Sean Stipp | Tribune-Review
Horticulture students (left) Lori Waryanka and Michele Gregorich tag plants in the Westmoreland County Community College greenhouse to prepare for a vegetable and flower plant sale. The fruits of the students labor will be sold 9 a.m. to 5:30 p.m. on April 25 in the greenhouse located near Science Hall on the Youngwood campus.

Horticulture students at Westmoreland County Community College this semester carefully tended row upon row of greenhouse-grown geraniums, petunias, tomatoes, basil, cabbages, melons, dahlias and succulents.

On Thursday, the public can buy the fruits of their labor at an annual fundraiser that benefits scholarships, student field trips and a school horticulture club, said Xuri Zhang, professor for the greenhouse production course.

“They grow everything from seeds or cuttings,” Zhang said. “Our students are very enthusiastic and conscientious.”

Zhang, a teacher at the school since 1991, said the college offers a program in floriculture, the study of greenhouse production and management.

In its horticulture program, the college offers programs such as floriculture, landscape design and turfgrass management.

Bob Phillips, a student in the class, is a construction worker who plans to own his own greenhouse selling organic vegetables.

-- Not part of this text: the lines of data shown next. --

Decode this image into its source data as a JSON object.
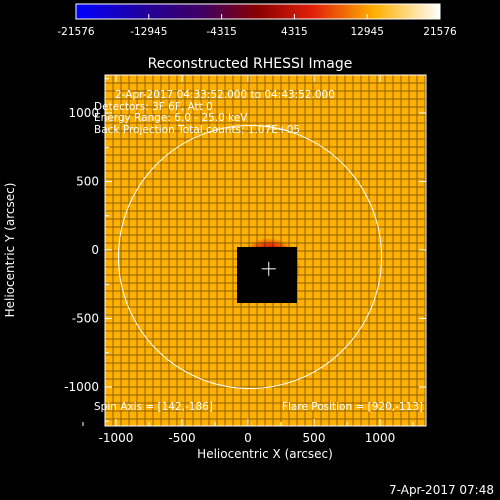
{
  "colorbar": {
    "tick_labels": [
      "-21576",
      "-12945",
      "-4315",
      "4315",
      "12945",
      "21576"
    ],
    "tick_values": [
      -21576,
      -12945,
      -4315,
      4315,
      12945,
      21576
    ],
    "range": [
      -21576,
      21576
    ]
  },
  "plot": {
    "title": "Reconstructed RHESSI Image",
    "annotations": [
      "2-Apr-2017 04:33:52.000 to 04:43:52.000",
      "Detectors: 3F 6F, Att 0",
      "Energy Range: 6.0 - 25.0 keV",
      "Back Projection   Total counts: 1.07E+05"
    ],
    "footer_left": "Spin Axis = [142,-186]",
    "footer_right": "Flare Position = [920,-113]",
    "xlabel": "Heliocentric X (arcsec)",
    "ylabel": "Heliocentric Y (arcsec)",
    "x_tick_labels": [
      "-1000",
      "-500",
      "0",
      "500",
      "1000"
    ],
    "x_tick_values": [
      -1000,
      -500,
      0,
      500,
      1000
    ],
    "y_tick_labels": [
      "1000",
      "500",
      "0",
      "-500",
      "-1000"
    ],
    "y_tick_values": [
      1000,
      500,
      0,
      -500,
      -1000
    ],
    "xlim": [
      -1300,
      1300
    ],
    "ylim": [
      -1300,
      1300
    ],
    "solar_radius_arcsec": 960,
    "spin_axis": [
      142,
      -186
    ],
    "flare_position": [
      920,
      -113
    ],
    "center_marker": [
      142,
      140
    ]
  },
  "timestamp": "7-Apr-2017 07:48"
}
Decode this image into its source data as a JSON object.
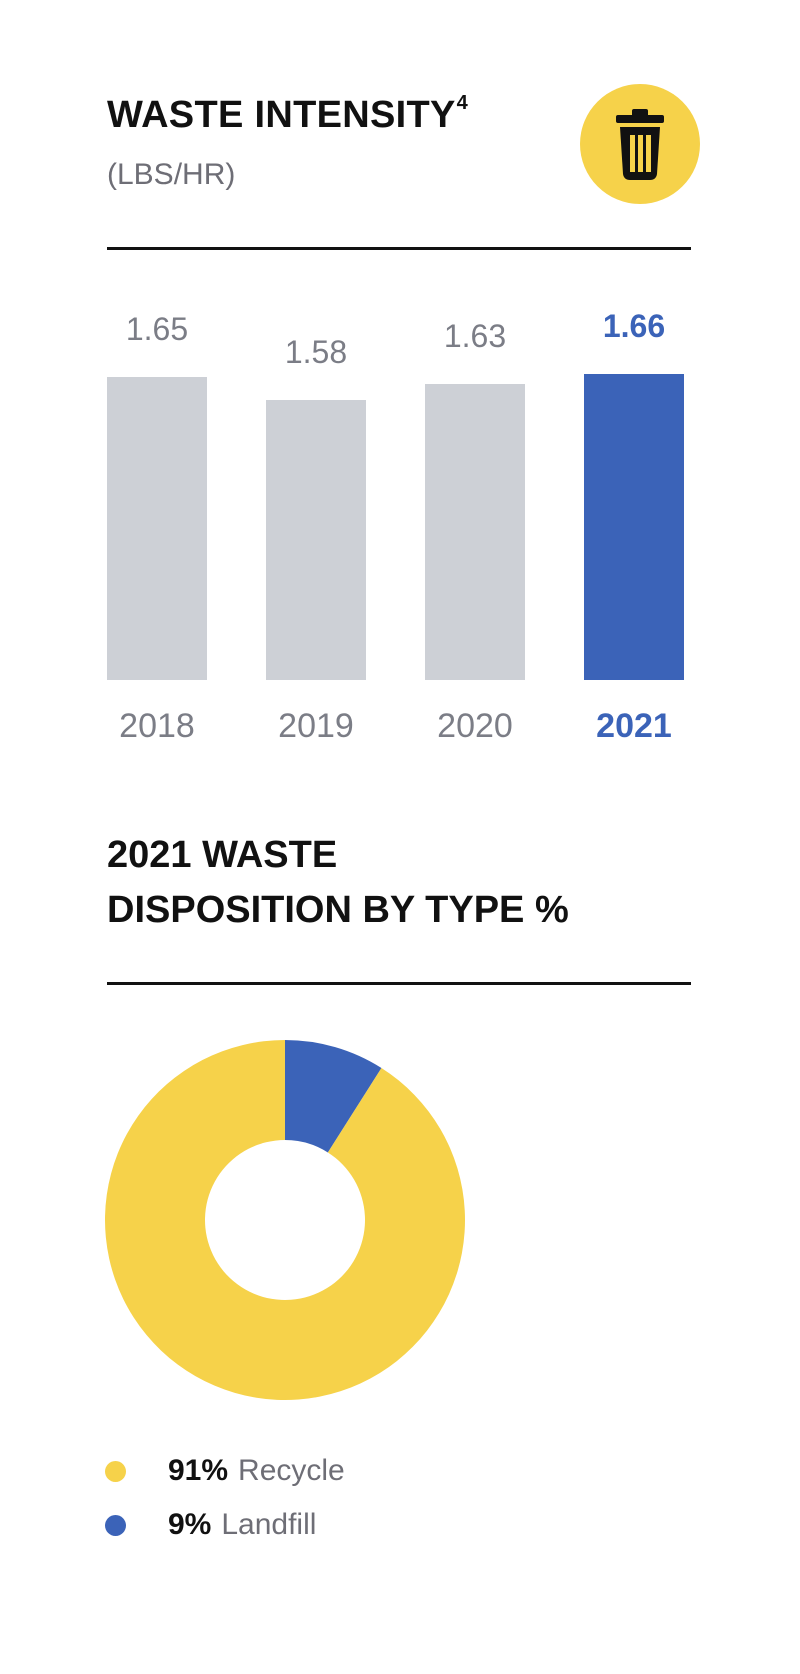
{
  "header": {
    "title": "WASTE INTENSITY",
    "footnote": "4",
    "subtitle": "(LBS/HR)",
    "icon": "trash-can-icon"
  },
  "colors": {
    "highlight": "#3b63b8",
    "bar_default": "#cdd0d6",
    "accent_yellow": "#f6d24a"
  },
  "section2": {
    "title_line1": "2021 WASTE",
    "title_line2": "DISPOSITION BY TYPE %"
  },
  "chart_data": [
    {
      "type": "bar",
      "title": "WASTE INTENSITY",
      "subtitle": "(LBS/HR)",
      "categories": [
        "2018",
        "2019",
        "2020",
        "2021"
      ],
      "values": [
        1.65,
        1.58,
        1.63,
        1.66
      ],
      "value_labels": [
        "1.65",
        "1.58",
        "1.63",
        "1.66"
      ],
      "highlight_category": "2021"
    },
    {
      "type": "pie",
      "title": "2021 WASTE DISPOSITION BY TYPE %",
      "donut": true,
      "slices": [
        {
          "label": "Recycle",
          "value": 91,
          "display": "91%",
          "color": "#f6d24a"
        },
        {
          "label": "Landfill",
          "value": 9,
          "display": "9%",
          "color": "#3b63b8"
        }
      ]
    }
  ]
}
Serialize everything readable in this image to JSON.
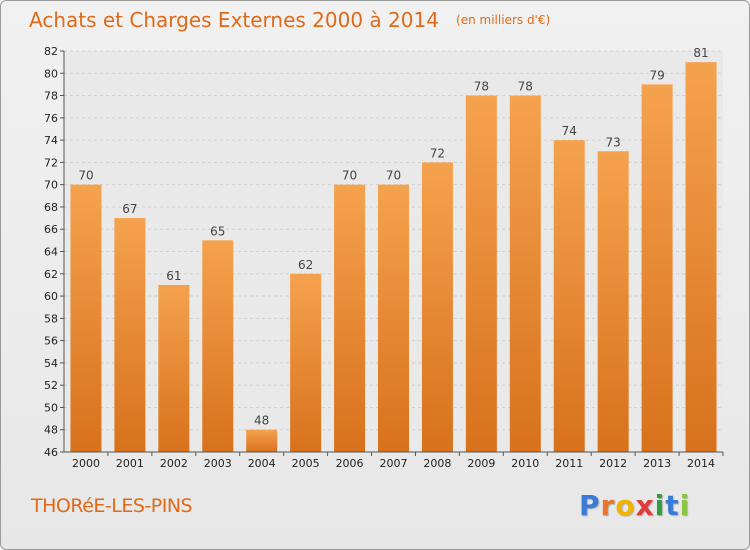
{
  "chart_data": {
    "type": "bar",
    "title": "Achats et Charges Externes 2000 à 2014",
    "subtitle": "(en milliers d'€)",
    "categories": [
      "2000",
      "2001",
      "2002",
      "2003",
      "2004",
      "2005",
      "2006",
      "2007",
      "2008",
      "2009",
      "2010",
      "2011",
      "2012",
      "2013",
      "2014"
    ],
    "values": [
      70,
      67,
      61,
      65,
      48,
      62,
      70,
      70,
      72,
      78,
      78,
      74,
      73,
      79,
      81
    ],
    "ylim": [
      46,
      82
    ],
    "yticks": [
      46,
      48,
      50,
      52,
      54,
      56,
      58,
      60,
      62,
      64,
      66,
      68,
      70,
      72,
      74,
      76,
      78,
      80,
      82
    ],
    "grid": true,
    "bar_color_top": "#f5a24e",
    "bar_color_bottom": "#d8711c"
  },
  "place_name": "THORéE-LES-PINS",
  "logo": {
    "letters": [
      "P",
      "r",
      "o",
      "x",
      "i",
      "t",
      "i"
    ],
    "colors": [
      "#3a7bd5",
      "#e8762a",
      "#f0b400",
      "#e23b3b",
      "#2f9e3f",
      "#3a7bd5",
      "#8cc63f"
    ]
  }
}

“This is my passion,” he said. “I love the color, the flowers, the smells. ... Watching the buds come out of the plants.”

Phillips of Avonmore intends to grow warm- and cold-weather crops along with herbs.

“All things that restaurants like to have fresh in the winter,” he said.

Student Jacob Lewis of New Florence is working toward an associate degree in floriculture with hopes of teaching someday.

Lewis said he “developed a true passion for this area of study.”

“It's a wonderful class,” Lewis said. “Of all the classes I've taken so far, it's been the most rewarding.”He and his classmates, he said, just helped the plants along.

“You look at these things like they're miracles,” Lewis said about the plants.

The college will offer courses this summer, too, he said.

Lewis said he hopes the college's programming will expand to sustainable horticulture.

“It's an asset to the region,” Lewis said about the horticulture courses. “It's an asset to the commonwealth.”